Is better evidence of the president's corrupting behavior even possible? This week, Donald Trump freely admitted that he asked the Ukrainian president on the phone to procure political dirt on Joe Biden, his greatest Democratic Party rival. Trump told the Ukrainian president: "I would like you to do us a favor." Trump didn't even think it necessary to conceal his mafia-esque move. In the president's mind, it's apparently perfectly normal to ask a foreign government for ammunition during an election campaign, even if doing so violates the constitution. As such, the two-pronged scandal in the Ukrainian affair lies in a possible breach of the law and in Trump's cynical indifference. With his gesture, Trump is saying: I know I'm not allowed to do this, and I don't care.

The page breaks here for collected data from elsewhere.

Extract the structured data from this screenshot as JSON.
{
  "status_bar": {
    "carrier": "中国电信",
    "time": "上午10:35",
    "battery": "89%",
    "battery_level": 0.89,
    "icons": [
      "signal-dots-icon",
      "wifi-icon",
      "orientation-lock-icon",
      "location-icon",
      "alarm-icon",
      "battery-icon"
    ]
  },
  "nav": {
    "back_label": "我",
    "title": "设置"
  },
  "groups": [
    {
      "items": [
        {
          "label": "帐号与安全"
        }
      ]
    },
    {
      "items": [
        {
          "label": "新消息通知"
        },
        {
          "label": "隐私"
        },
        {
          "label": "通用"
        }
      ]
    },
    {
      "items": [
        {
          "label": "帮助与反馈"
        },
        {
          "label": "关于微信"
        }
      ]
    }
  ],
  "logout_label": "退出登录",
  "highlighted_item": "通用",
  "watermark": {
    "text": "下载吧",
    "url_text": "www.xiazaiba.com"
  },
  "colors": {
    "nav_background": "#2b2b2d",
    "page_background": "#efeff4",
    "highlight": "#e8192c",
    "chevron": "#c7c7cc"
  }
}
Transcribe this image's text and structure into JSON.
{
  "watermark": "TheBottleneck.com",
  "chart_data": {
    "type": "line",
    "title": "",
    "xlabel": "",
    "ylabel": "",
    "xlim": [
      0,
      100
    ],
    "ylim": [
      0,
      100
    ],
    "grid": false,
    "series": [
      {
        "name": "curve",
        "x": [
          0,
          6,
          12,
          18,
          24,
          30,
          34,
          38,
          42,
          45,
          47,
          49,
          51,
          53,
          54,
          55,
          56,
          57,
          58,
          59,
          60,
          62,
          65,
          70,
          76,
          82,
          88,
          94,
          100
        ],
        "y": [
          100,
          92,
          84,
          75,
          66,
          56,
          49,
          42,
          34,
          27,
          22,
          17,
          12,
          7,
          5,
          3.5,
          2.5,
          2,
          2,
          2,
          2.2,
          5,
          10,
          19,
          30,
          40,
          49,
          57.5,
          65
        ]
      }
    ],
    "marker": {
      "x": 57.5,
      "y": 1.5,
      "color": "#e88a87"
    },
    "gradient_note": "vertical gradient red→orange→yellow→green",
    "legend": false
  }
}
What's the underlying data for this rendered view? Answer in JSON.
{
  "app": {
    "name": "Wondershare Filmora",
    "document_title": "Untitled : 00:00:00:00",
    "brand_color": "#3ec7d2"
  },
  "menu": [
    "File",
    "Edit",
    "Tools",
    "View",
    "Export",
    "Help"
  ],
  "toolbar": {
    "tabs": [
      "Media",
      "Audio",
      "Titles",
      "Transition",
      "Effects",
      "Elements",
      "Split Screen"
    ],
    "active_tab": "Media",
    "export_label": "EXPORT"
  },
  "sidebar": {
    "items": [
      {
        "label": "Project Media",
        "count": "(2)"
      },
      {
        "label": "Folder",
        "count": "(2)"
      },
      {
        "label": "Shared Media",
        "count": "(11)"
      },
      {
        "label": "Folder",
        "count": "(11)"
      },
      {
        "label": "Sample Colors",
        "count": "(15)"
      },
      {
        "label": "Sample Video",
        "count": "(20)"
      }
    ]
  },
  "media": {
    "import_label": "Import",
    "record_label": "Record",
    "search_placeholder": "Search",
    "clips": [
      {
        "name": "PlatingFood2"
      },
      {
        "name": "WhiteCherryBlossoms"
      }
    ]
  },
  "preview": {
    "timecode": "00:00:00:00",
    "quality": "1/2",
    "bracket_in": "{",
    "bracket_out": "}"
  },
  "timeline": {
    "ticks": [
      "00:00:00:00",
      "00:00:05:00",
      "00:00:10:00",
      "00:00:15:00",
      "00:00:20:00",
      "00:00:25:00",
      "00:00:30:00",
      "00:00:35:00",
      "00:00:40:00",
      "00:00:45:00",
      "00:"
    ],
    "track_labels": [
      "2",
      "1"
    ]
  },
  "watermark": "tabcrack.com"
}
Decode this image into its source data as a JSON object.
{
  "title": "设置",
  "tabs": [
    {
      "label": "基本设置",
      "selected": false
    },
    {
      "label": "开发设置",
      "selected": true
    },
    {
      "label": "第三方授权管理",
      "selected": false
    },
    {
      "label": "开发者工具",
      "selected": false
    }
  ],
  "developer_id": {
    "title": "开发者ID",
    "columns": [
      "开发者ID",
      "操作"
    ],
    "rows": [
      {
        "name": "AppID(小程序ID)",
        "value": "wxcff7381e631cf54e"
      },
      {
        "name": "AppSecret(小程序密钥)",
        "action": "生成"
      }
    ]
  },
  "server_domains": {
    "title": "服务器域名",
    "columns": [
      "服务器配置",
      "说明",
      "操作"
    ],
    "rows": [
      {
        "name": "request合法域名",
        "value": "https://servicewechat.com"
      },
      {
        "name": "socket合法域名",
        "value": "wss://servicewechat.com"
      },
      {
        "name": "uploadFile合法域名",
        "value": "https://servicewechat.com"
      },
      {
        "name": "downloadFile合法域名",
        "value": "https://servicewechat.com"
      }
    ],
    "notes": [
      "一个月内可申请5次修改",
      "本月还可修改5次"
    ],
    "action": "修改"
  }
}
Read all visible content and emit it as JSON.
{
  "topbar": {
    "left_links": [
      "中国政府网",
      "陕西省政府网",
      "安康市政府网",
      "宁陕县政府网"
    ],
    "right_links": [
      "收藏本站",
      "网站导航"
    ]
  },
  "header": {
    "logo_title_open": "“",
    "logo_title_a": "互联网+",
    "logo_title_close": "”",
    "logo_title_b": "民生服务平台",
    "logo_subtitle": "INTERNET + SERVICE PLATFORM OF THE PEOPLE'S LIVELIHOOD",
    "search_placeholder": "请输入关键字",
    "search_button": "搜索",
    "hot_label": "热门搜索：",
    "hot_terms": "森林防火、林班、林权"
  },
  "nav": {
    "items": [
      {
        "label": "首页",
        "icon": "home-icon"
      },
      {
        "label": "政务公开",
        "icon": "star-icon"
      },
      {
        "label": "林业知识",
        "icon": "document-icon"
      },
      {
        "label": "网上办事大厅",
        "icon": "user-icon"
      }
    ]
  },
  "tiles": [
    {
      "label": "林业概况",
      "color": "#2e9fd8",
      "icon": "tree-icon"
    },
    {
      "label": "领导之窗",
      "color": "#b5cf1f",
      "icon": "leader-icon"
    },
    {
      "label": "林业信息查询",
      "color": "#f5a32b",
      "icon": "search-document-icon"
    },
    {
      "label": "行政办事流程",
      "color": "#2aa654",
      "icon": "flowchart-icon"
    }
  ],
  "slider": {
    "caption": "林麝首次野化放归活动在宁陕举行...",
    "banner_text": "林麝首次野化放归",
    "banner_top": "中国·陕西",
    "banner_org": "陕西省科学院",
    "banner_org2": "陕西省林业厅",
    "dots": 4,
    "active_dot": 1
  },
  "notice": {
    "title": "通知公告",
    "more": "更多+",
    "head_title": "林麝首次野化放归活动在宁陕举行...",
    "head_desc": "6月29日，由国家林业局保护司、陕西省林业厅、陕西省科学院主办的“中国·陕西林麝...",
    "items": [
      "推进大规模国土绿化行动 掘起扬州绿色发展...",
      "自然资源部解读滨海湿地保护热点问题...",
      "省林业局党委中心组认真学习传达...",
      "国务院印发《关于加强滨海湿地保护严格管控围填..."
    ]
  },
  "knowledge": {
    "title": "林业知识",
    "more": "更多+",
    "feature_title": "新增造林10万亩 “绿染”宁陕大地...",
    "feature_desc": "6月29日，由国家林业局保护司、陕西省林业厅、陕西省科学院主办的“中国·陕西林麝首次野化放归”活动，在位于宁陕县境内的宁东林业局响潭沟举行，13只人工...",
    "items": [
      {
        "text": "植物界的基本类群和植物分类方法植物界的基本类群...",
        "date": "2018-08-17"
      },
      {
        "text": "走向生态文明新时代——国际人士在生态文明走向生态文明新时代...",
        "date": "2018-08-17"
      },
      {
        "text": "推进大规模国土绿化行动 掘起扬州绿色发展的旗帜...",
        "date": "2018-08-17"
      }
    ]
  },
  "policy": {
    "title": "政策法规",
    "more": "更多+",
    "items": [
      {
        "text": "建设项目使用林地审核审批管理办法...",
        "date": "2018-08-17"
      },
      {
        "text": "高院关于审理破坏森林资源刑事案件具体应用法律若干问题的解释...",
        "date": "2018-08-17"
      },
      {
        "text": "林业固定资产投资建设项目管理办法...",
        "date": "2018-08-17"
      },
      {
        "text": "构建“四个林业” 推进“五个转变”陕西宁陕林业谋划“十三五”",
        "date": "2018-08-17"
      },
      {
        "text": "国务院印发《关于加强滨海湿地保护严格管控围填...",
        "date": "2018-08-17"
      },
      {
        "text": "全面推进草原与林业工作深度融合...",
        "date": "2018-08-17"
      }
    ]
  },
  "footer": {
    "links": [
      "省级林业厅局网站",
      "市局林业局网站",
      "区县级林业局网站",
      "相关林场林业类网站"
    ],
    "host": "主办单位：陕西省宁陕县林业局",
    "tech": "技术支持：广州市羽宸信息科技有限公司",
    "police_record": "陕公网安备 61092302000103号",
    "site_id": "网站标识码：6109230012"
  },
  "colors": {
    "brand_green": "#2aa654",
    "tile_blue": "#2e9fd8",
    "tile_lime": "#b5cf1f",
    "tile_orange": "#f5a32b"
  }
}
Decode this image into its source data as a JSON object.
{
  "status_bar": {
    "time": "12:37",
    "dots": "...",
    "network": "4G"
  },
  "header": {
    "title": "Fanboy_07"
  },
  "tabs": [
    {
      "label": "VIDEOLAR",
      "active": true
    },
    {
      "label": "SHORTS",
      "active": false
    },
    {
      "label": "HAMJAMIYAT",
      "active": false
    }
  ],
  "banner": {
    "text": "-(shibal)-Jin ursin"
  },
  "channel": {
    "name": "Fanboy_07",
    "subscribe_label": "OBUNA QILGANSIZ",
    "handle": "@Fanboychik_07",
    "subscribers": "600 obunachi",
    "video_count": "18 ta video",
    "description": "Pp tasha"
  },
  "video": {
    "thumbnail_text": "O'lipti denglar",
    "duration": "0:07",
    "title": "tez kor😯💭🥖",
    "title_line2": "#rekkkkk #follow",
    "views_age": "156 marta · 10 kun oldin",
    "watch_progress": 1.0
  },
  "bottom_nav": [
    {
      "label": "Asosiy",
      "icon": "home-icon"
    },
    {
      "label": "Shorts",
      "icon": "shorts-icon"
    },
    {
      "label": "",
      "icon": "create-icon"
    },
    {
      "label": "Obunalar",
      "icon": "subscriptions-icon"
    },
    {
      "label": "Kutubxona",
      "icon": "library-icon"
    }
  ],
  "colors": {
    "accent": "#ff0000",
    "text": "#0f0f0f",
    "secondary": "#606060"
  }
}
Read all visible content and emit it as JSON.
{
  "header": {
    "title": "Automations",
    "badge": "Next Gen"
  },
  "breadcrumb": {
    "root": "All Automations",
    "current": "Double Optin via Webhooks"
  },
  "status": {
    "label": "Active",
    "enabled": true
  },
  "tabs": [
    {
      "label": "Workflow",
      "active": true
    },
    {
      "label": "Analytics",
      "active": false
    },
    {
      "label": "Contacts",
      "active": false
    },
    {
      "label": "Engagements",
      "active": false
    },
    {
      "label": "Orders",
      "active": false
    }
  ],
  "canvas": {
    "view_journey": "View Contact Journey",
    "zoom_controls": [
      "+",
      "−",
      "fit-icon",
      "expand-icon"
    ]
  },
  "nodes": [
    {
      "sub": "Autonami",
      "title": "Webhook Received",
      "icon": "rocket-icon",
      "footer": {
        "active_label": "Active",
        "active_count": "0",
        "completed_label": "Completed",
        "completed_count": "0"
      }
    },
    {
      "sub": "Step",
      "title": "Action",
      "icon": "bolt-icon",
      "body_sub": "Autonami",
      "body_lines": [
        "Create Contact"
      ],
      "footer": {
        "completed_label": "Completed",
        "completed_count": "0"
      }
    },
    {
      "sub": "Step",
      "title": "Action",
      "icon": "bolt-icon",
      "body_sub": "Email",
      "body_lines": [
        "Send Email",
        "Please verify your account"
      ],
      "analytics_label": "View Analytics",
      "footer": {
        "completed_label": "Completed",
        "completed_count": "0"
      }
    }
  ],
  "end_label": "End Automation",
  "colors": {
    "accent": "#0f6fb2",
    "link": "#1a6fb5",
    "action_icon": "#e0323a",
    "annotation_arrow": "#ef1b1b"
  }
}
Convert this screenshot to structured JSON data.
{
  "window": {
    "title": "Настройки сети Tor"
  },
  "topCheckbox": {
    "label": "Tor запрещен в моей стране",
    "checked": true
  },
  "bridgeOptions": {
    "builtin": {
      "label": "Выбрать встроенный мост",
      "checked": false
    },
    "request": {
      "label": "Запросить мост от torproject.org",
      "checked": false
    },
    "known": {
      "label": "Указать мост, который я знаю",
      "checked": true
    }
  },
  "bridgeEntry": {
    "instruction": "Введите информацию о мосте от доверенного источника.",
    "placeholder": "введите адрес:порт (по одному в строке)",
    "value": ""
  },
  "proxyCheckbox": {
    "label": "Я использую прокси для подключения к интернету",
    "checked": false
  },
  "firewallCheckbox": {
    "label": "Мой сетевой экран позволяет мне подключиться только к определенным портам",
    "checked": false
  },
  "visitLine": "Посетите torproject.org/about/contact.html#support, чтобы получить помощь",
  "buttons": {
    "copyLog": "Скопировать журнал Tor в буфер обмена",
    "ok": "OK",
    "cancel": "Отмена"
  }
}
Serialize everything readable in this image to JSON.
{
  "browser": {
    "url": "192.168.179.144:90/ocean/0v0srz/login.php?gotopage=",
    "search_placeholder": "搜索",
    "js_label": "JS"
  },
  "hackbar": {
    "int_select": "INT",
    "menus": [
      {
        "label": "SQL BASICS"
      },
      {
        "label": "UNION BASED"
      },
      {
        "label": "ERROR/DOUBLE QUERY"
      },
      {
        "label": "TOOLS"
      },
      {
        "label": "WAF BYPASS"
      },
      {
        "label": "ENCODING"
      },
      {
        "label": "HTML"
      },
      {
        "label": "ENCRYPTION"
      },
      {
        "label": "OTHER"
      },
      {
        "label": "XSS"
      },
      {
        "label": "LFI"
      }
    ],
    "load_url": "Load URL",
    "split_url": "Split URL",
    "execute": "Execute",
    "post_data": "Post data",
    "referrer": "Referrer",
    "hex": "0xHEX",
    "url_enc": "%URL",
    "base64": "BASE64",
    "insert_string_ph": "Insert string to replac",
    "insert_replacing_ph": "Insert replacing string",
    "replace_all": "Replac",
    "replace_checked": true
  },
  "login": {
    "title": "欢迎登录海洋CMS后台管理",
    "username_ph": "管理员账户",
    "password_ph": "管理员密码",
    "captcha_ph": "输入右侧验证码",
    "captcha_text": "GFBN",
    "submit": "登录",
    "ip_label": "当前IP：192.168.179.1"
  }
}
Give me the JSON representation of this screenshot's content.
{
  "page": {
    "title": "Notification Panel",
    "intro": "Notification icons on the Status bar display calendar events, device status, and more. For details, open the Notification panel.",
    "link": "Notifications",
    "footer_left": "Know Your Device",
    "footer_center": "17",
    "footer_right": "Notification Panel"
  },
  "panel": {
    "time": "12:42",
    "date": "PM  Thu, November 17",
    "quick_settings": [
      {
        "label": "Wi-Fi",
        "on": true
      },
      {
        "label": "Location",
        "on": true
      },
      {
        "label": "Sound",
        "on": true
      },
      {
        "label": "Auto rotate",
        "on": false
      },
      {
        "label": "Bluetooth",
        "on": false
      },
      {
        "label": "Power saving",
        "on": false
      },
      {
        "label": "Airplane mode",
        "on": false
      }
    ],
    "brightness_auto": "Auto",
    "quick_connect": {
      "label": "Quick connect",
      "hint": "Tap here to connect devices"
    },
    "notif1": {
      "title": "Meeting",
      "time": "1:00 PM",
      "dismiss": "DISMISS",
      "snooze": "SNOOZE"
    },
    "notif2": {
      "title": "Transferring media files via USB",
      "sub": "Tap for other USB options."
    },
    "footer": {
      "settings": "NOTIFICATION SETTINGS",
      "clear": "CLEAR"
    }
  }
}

It is now proper and correct that House Speaker Nancy Pelosi and the Democrats backing her are seeking to initiate impeachment proceedings. Trump, after all, has been shifting the standards of what is permissible in a democracy for years now. He has broken with ethical, political and moral norms, he cozies up to autocrats, he allows children to be locked up at the Mexican border and he considers racists to be "very fine people." He appoints members of his family or minions to important government positions, demands the imprisonment of his political opponents, lies to his people about relations with Russia, obstructs justice and even had hush money paid to a porn star to conceal the affair he had with her. Several women have accused him of sexual harassment. And when he withholds almost $400 million in military aid and, in doing so, puts pressure on Ukraine to harm a potential political challenger, he is gambling away his country's security interests in what may border on treason. This will all be the subject of investigation now, and it's high time, too! If impeachment proceedings aren't initiated against President Trump, who then?
A Necessary Shift in Tactics
Until now, Nancy Pelosi and other Democrats had been very reserved about the prospects for impeachment proceedings -- and correctly so. They didn't want to be constantly focused on the man in the White House so that they could instead direct their attention to more important issues like health care, the environment and dilapidated roads and bridges. It's a strategy that helped them to win a majority in the House of Representatives during congressional elections last year. But that approach is no longer sufficient.
Trump's crude attempt to use Ukraine to damage a domestic opponent adds a new dimension to the already long list of his transgressions. The fact that he has called on a foreign power to intervene in the election campaign -- in the democratic process! -- is unprecedented. The affair shows that Trump is willing to undermine the very foundation of the United States to secure his power. The president actually needs to be forestalled from these kinds of assaults: The U.S.' founding fathers feared foreign influence so much that they built several clauses aimed at preventing it into the constitution. That makes it all the more urgent that Trump be sanctioned with all the means Congress has at its disposal, even if doing so presents a risk for the Democrats.
Of course, Trump will portray himself as the victim in an impeachment trial. It's possible the Democrats will also lose votes in the 2020 presidential election. Joe Biden, currently the party's most promising candidate, could also take a hit. But can the Democrats afford to ignore such brutal attacks on the constitution for the sake of election tactics?
Trump Must Be Held Accountable
Inaction also has a price. Trump needs to be held accountable for all of his scandals -- not just the telephone call with Kiev. The decision to take action against the president has united the left-wing and moderates within the Democratic Party in one fell swoop. He may be acting at the moment as if he is looking forward to the investigations, but Trump has actually done a service for the Democrats.
It may be true that the U.S. Senate, which has to vote in the end on the impeachment procedures, is very unlikely to drive the president out of office given that the Republicans hold a majority in the upper chamber of Congress. But Trump would be only the fourth president in U.S. history to face an impeachment trial. It's a blemish that wouldn't go away. The Republicans, for their part, would also be put in a position where they are forced to vote in a favor of a man who has, for quite a while now, shown contempt for and fought against the very things that define a democracy. That alone would be good reason to start with impeachment proceedings as soon as possible.